In early 2024, fewer than 1 in 5 apps on Dynamic provisioned embedded wallets. As of May 2025, that figure has doubled to 40%, signaling growing developer preference for seamless onboarding.

The balance between external EOAs and embedded wallets varies notably across ecosystems. On EVM, MetaMask maintains a dominant position, accounting for nearly 50% of wallet connections among apps using Dynamic. It’s followed by OKX and Dynamic’s embedded wallets, each with around 18% share, while Rabby holds a solid ~7%. 

On Solana, Phantom leads with approximately 40% of usage, although embedded wallets are quickly catching up, now making up a full third of connections. Notably, Magic Eden Wallet has also emerged as a strong contender, capturing around 12% of the share.

Beyond user-facing wallets, Dynamic also supports emerging backend use cases—like developer-controlled wallets for stablecoin payouts, onchain agent flows, and treasury operations. As ecosystems like Sei explore unified “global wallets” that anchor identity across dApps, Dynamic illustrates how wallet infrastructure is evolving from frontend UX to programmable backend rails.

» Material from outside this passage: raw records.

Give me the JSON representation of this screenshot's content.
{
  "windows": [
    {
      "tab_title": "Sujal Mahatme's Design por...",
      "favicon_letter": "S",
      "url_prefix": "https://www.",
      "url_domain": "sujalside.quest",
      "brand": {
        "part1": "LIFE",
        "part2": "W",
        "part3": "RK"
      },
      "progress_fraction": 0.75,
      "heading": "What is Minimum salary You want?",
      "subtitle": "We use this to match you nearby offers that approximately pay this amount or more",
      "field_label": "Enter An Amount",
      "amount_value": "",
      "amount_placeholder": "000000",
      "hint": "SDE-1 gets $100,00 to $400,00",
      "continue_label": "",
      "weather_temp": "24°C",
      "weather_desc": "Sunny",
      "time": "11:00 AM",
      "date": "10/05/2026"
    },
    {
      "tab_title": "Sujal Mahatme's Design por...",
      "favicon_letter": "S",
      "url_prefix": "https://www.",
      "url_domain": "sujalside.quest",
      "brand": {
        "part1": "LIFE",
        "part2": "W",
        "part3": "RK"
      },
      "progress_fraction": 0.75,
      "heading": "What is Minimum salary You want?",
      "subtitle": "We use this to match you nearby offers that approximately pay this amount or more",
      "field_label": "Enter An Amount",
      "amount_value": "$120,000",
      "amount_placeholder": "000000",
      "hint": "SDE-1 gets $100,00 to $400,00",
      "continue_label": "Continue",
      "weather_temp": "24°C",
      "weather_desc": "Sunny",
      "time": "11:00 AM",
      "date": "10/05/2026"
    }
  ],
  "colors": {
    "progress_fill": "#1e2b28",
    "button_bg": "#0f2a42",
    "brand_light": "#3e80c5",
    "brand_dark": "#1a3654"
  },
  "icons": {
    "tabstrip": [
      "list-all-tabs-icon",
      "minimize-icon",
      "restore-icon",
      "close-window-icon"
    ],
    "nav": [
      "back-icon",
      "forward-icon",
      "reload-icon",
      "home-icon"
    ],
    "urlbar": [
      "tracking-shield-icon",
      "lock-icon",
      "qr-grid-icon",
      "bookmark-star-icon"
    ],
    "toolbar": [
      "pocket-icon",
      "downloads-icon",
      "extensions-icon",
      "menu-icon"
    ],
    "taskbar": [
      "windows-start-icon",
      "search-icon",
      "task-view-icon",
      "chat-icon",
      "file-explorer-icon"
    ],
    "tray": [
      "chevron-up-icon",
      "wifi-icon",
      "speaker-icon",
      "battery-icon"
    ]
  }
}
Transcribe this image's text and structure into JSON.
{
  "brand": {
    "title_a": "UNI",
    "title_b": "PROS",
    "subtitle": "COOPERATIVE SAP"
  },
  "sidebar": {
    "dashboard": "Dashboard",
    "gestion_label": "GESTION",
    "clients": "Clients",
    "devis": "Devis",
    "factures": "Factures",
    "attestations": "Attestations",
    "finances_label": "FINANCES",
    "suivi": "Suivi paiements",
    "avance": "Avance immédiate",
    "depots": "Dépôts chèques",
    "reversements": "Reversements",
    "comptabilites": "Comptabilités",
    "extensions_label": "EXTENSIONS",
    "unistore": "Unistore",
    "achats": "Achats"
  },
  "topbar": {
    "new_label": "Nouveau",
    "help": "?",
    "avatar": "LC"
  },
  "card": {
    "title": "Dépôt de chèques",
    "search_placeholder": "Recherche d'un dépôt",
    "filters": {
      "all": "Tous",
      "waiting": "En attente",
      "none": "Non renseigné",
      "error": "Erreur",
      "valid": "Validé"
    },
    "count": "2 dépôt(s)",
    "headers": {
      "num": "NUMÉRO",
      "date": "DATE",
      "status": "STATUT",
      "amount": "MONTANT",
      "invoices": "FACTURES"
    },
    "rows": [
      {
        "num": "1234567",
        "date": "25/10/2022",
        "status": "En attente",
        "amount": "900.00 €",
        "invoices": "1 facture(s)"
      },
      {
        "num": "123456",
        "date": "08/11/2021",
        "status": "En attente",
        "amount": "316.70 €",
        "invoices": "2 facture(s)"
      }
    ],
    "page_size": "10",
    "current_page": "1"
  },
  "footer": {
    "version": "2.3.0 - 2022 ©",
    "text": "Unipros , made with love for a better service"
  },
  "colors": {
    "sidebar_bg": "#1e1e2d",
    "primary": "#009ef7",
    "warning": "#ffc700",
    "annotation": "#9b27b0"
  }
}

Overall, data from Dynamic reinforce a key point: wallet usage is fragmented and becoming more so. No single wallet dominates across chains, user types, or application categories. Developers are no longer building for "the wallet," but for a wallet layer—an abstraction that includes EOAs, embedded accounts, and even programmable server-side wallets used for automation, payouts, and onchain agents.

As the definition of “wallet” continues to expand, so too does its role. It’s not just a front-end anymore. Wallets are becoming composable infrastructure—modular by design, programmable by default, and deeply integrated into the app experience.